Les organisateurs ne s’attendaient sans doute pas à un tel engouement et à une aussi grande affluence. La cérémonie solennelle d’ouverture et le débat général qui ont meublé hier la première journée du grand dialogue national au Palais des Congrès ont donné le ton et le tempo de ce que sera cette semaine déterminante pour l’histoire de notre pays. On ne tiendra donc pas rigueur aux organisateurs pour les manquements, les insuffisances et les lacunes du début, du reste mineurs et dérisoires, face aux véritables enjeux. Côté cour et côté coulisses, on peut affirmer sans aucun triomphalisme que le grand dialogue national est bien parti si l’on en juge par le nombre et la qualité des participants, la tonalité et la pertinence des discours, les dispositions et l’ouverture des esprits.
Au fur et à mesure de l’évolution des travaux, l’organisation va sans doute s’améliorer pour permettre à tous les participants de s’exprimer pleinement et de contribuer efficacement aux débats. En attendant, on retiendra de la première journée ces deux beaux symboles des ex-combattants chantant l’hymne national en anglais et prenant la parole devant l’auditoire à travers un jeune homme et une jeune fille. Louis FERDINAND CELINE, penseur et pamphlétaire français avait coutume de dire avec ironie que « la postérité est un discours aux asticots ». Avec tout le respect dû à ce brillant esprit, on peut se permettre de ne pas partager son point de vue et affirmer que la postérité retiendra que les discours prononcés tout au long de la journée du 30 septembre marqueront et resteront dans la postérité. Le porte-parole des ex-combattants dans une intervention improvisée a énuméré les causes et les racines de la crise avant de conclure en anglais:
« we are ready ». À savoir prêts pour le dialogue, prêts pour la paix, prêts pour contribuer au progrès et au développement du Cameroun.

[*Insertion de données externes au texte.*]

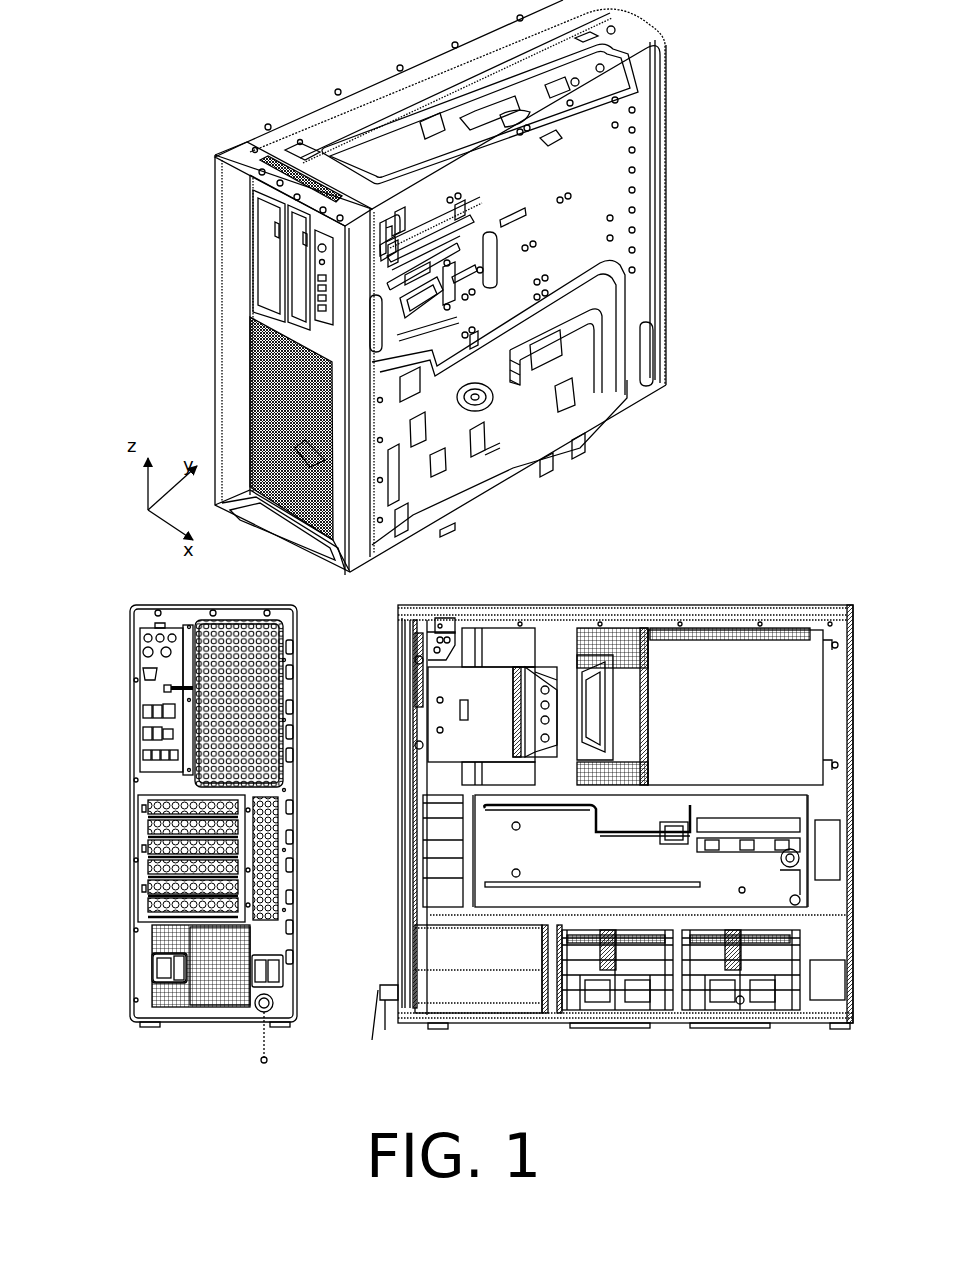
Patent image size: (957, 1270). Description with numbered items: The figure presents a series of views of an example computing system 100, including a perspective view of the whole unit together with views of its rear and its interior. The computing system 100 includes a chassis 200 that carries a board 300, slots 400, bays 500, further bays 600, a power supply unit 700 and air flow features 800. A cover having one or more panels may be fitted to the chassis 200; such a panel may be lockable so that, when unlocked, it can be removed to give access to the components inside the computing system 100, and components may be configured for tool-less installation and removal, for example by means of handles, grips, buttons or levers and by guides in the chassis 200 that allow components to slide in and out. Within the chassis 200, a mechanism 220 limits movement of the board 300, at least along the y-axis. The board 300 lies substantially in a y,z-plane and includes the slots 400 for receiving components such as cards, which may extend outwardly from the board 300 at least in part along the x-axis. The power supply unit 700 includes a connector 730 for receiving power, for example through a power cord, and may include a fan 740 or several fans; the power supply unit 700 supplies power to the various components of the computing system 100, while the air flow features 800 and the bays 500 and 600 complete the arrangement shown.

The computing system 100 is at (304, 44).
The chassis 200 is at (583, 452).
The mechanism 220 is at (468, 232).
The board 300 is at (648, 622).
The slots 400 is at (138, 878).
The bays 500 is at (714, 1012).
The bays 600 is at (240, 290).
The power supply unit 700 is at (480, 992).
The connector 730 is at (163, 977).
The fan 740 is at (205, 990).
The air flow features 800 is at (513, 637).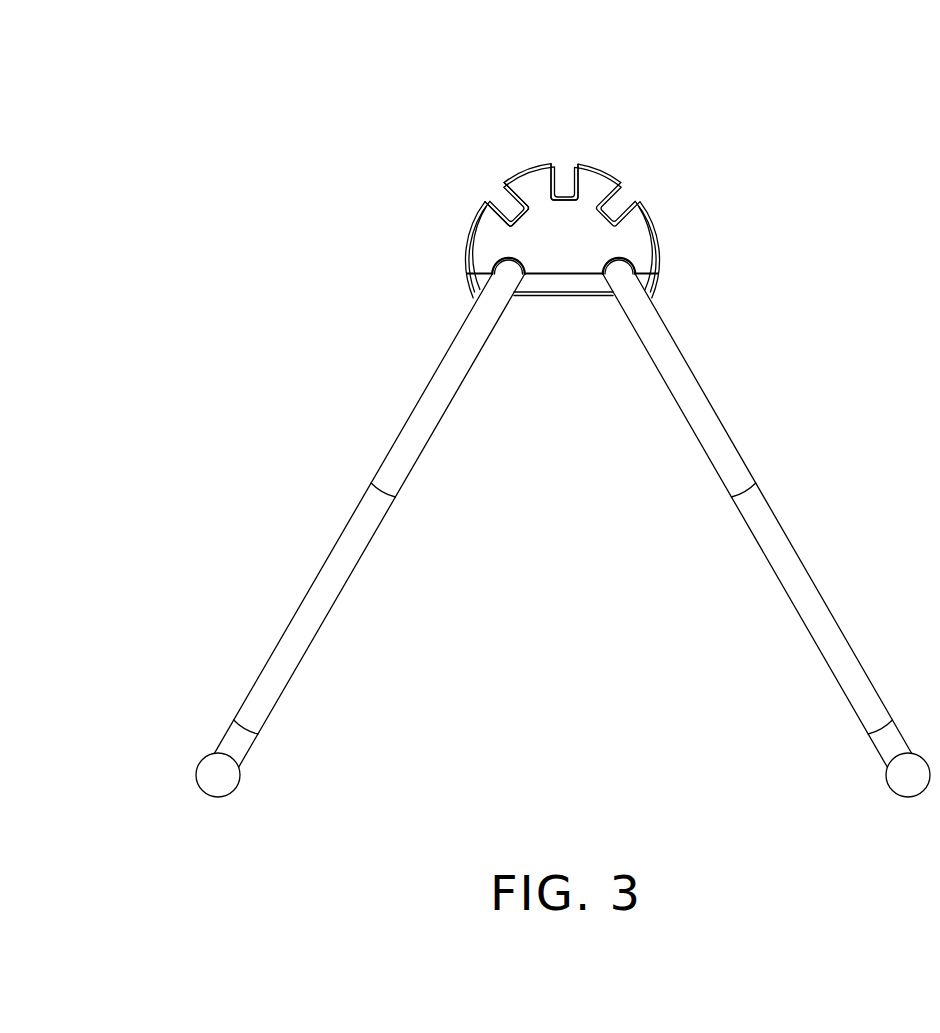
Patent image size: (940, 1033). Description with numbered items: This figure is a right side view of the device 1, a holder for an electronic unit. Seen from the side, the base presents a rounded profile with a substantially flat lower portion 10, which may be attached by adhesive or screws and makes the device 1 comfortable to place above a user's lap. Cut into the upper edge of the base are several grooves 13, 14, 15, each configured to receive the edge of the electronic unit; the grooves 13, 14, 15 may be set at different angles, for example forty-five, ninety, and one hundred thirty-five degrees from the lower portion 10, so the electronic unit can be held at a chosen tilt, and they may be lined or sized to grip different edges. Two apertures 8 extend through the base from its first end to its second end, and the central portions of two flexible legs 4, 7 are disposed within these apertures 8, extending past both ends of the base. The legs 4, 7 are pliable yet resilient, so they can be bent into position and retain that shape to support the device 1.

The device 1 is at (538, 425).
The flexible leg 4 is at (360, 535).
The flexible leg 7 is at (766, 535).
The apertures 8 is at (503, 339).
The lower portion 10 is at (559, 384).
The groove 13 is at (569, 176).
The groove 14 is at (551, 127).
The groove 15 is at (458, 208).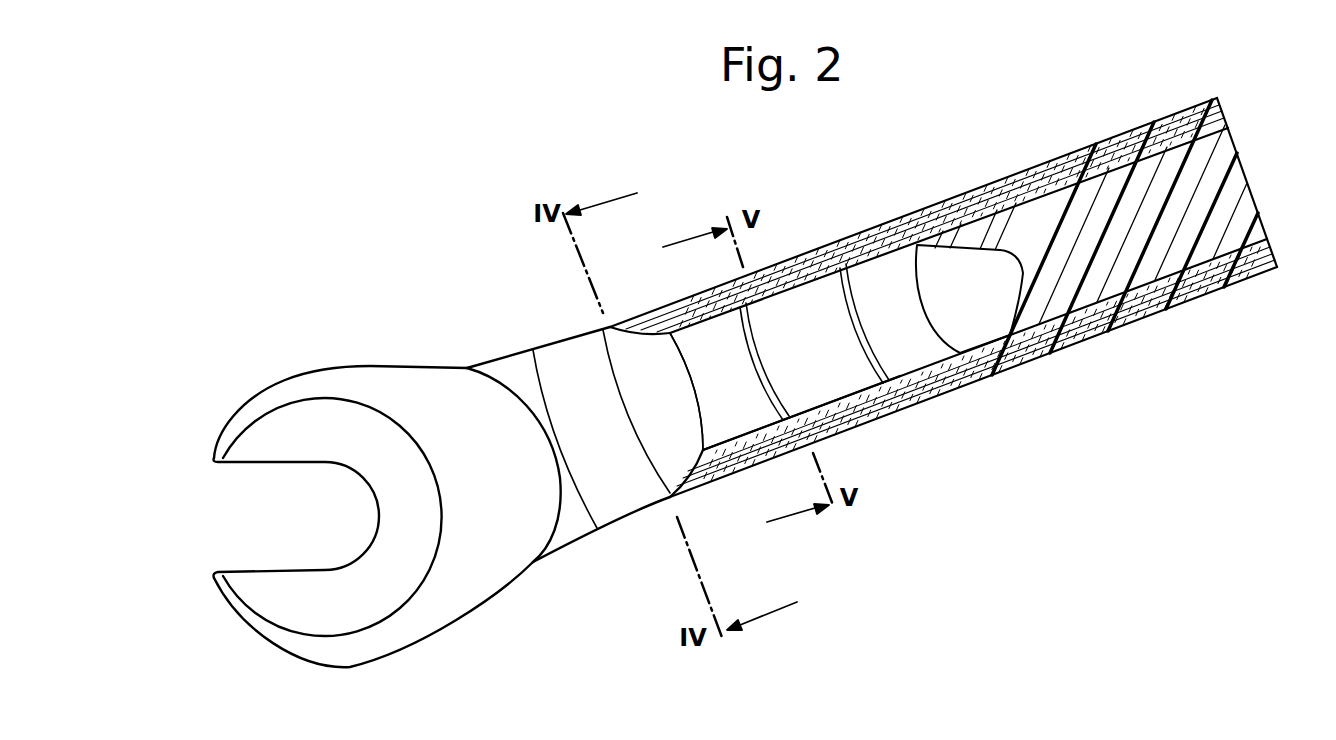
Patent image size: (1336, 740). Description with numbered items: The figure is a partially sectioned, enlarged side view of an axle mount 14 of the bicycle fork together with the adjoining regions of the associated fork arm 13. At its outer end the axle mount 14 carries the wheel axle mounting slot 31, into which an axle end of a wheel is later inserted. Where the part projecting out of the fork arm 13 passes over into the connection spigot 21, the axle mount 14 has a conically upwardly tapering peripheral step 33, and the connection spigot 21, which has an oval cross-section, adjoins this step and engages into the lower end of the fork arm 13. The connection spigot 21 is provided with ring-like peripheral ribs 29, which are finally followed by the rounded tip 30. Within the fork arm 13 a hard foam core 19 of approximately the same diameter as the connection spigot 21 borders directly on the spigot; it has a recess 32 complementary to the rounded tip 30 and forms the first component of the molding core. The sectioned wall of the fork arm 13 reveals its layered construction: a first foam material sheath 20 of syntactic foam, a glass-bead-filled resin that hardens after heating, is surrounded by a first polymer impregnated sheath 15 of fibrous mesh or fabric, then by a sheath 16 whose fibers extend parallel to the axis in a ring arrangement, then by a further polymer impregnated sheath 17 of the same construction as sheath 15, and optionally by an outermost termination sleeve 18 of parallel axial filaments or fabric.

À cet engagement, la jeune fille fraîchement sortie du maquis et qui a pris la parole a ajouté son cri de détresse: « we are jobless». Au-delà des revendications sécessionnistes et corporatistes, le chômage est l’une des causes de la crise; c’est en partie à cause du chômage que des jeunes ont préféré sacrifier leur avenir pour prendre les armes.
Au cours du débat général qui s’est tenu dans l’après-midi, patriarches, notables, élus, intellectuels, leaders politiques ont continué à confronter leurs arguments. Le lyrisme, le réalisme, le pragmatisme, voire le cynisme se sont parfois exprimés avec passion et véhémence mais, d’une manière générale, une voie semble se dessiner: la volonté unanimement affirmée de mettre un terme à la crise dans les régions du Nord-ouest et du Sud-ouest et de trouver la bonne formule pour le développement harmonieux de toutes les régions du Cameroun. On a eu droit à de belles envolées et à des rappels historiques. On n’a pas échappé à la rhétorique et aux proverbes bien de chez nous. Le décor est ainsi planté pour les jours à venir. Et cela est de bon augure pour la suite. À condition que les cœurs et les esprits soient prêts. À condition que le contenu des débats ou des réformes à venir soit privilégié au détriment du contenant. On ne vient pas au dialogue avec un couteau tranchant mais avec une aiguille pour coudre. Aux participants des assises du Mont Nkolnyada de faire bon usage de cette sagesse.